Frente a la casi unánime reivindicación de la pintura en la primera mitad de los ochenta, a partir de la segunda, asistiremos a un verdadero reemplazo disciplinar por parte de la escultura, que acoge implicaciones de raigambre neo-conceptual. Miquel Navarro apuesta por una escultura disgregada que huye de la concepción tradicional y que cuestiona los intentos de fusión interdisciplinar de la vanguardia heroica y sus sueños de planificar el entorno del hombre en su totalidad. Las metrópolis del artista tomarán como base sus elementos más significativos: chimenea, torre, casa, nave, templo, fábrica...
Al igual que ocurriera con la promoción de pintores coetánea, también desde la escultura los años ochenta verán despegar a nivel internacional artistas como Susana Solano, Juan Muñoz o Cristina Iglesias. La primera lo logrará gracias a la contundencia de una propuesta escultórica que, arrancando de las conquistas posminimalistas, alude con agudeza a muy diversos, complejos y lejanos universos estéticos. Juan Muñoz se implicó con la nueva escultura británica y se convirtió en obligada referencia a la hora de estudiar la generación responsable de su radical renovación. Sus sofisticadas estrategias desdibujan la demarcación estricta entre espectador y creador, y entre la escultura y otras manifestaciones vecinas como la instalación. Las piezas de Cristina Iglesias parafrasean elementos arquitectónicos a los que incorpora cierta organicidad y una imponente presencia textural mediante una cuidada elección de los materiales.

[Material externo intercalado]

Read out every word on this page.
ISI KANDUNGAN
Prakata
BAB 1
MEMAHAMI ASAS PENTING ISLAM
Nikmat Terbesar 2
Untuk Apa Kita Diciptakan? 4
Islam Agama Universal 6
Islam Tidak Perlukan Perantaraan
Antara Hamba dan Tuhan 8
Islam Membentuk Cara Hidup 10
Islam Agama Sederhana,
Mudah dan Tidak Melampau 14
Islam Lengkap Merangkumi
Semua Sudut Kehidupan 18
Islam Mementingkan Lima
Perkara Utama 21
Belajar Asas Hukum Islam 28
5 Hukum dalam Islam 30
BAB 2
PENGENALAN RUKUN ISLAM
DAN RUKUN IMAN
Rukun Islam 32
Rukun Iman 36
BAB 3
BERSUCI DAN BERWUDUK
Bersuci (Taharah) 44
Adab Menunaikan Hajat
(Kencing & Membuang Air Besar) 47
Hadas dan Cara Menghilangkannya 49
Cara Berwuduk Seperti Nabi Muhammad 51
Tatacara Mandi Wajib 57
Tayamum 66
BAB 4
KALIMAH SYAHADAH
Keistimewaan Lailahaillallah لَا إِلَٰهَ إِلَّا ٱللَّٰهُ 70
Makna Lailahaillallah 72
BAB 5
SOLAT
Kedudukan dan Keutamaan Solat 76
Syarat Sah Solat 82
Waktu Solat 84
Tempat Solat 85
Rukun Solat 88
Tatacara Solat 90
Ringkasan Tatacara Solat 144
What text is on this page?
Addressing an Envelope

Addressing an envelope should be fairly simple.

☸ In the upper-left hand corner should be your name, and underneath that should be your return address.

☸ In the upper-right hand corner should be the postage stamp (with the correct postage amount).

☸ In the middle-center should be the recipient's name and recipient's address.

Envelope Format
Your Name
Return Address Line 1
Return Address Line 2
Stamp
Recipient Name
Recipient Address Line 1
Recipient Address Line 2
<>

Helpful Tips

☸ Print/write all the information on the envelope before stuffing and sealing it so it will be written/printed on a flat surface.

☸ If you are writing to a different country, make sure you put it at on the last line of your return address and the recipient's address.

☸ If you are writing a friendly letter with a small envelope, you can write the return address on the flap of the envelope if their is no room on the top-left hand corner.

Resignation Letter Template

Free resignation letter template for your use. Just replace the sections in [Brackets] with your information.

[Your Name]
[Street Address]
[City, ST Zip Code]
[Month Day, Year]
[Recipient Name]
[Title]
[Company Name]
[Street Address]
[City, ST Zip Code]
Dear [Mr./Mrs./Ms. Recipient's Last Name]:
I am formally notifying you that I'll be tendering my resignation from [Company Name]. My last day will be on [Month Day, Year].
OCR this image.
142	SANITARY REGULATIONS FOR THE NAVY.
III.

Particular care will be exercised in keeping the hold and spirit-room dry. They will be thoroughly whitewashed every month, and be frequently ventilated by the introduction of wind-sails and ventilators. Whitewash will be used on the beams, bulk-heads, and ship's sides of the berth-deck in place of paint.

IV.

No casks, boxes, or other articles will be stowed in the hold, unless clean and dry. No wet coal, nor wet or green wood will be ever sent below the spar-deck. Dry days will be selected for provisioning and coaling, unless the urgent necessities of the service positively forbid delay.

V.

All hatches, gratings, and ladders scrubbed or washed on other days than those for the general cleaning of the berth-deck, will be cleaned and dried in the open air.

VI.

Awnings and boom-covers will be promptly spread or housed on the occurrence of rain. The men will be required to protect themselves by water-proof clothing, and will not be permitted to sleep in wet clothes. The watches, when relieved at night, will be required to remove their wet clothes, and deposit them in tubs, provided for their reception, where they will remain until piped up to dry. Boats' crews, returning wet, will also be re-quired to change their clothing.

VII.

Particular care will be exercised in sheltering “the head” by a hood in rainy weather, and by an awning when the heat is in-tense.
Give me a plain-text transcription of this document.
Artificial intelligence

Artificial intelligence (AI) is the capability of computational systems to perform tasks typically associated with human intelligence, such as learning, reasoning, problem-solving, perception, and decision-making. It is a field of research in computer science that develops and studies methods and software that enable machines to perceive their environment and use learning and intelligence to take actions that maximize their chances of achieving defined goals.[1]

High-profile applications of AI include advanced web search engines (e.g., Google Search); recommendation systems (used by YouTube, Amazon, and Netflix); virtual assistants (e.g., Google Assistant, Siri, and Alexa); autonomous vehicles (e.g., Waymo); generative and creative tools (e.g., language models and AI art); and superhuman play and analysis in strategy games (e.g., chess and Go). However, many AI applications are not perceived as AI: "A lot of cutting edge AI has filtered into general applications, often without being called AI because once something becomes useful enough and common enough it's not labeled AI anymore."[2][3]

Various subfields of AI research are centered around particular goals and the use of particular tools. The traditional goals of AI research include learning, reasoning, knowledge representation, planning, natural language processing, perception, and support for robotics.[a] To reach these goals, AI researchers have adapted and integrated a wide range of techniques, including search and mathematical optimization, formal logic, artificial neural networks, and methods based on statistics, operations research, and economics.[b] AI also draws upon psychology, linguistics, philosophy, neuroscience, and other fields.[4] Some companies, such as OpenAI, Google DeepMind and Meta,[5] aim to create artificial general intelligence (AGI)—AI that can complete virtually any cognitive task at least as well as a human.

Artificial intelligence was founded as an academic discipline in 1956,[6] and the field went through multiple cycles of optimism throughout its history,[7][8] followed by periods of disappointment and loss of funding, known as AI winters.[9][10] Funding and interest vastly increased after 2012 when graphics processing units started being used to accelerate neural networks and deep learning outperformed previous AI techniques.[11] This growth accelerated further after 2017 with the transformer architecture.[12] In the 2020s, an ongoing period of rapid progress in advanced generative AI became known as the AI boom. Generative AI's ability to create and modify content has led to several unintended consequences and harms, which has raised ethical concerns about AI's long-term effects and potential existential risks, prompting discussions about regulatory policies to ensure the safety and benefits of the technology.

La obra artística de Jaume Plensa reflexionó sobre la existencia y la condición humana a través de hierros y forjados cuyo áspero tratamiento inducían las lecturas más expresionistas. Francisco Leiro enlaza aspectos manieristas y barrocos de la imaginería gallega con el resurgir neoexpresionista y el empleo de materiales inusuales que imprimirán a sus esculturas aspectos contradictorios que enriquecen su innato sentido de la narración. Mención especial merece Pepe Espaliú, quien mantuvo una batalla final contra el sida que le sirvió para ahuyentar buena parte de los fantasmas que convocaba en los años ochenta. La necesidad de compartir su dolor supuso una de sus metáforas más estremecedoras y de mayor calado en torno a esta tragedia. Su obra prefigura muchas de las cuestiones más acuciantes de índole político y social que durante la última década del siglo la escultura posterior quiso asumir como propias.
Adaptación del texto de Óscar Alonso Molina para el catálogo de la exposición.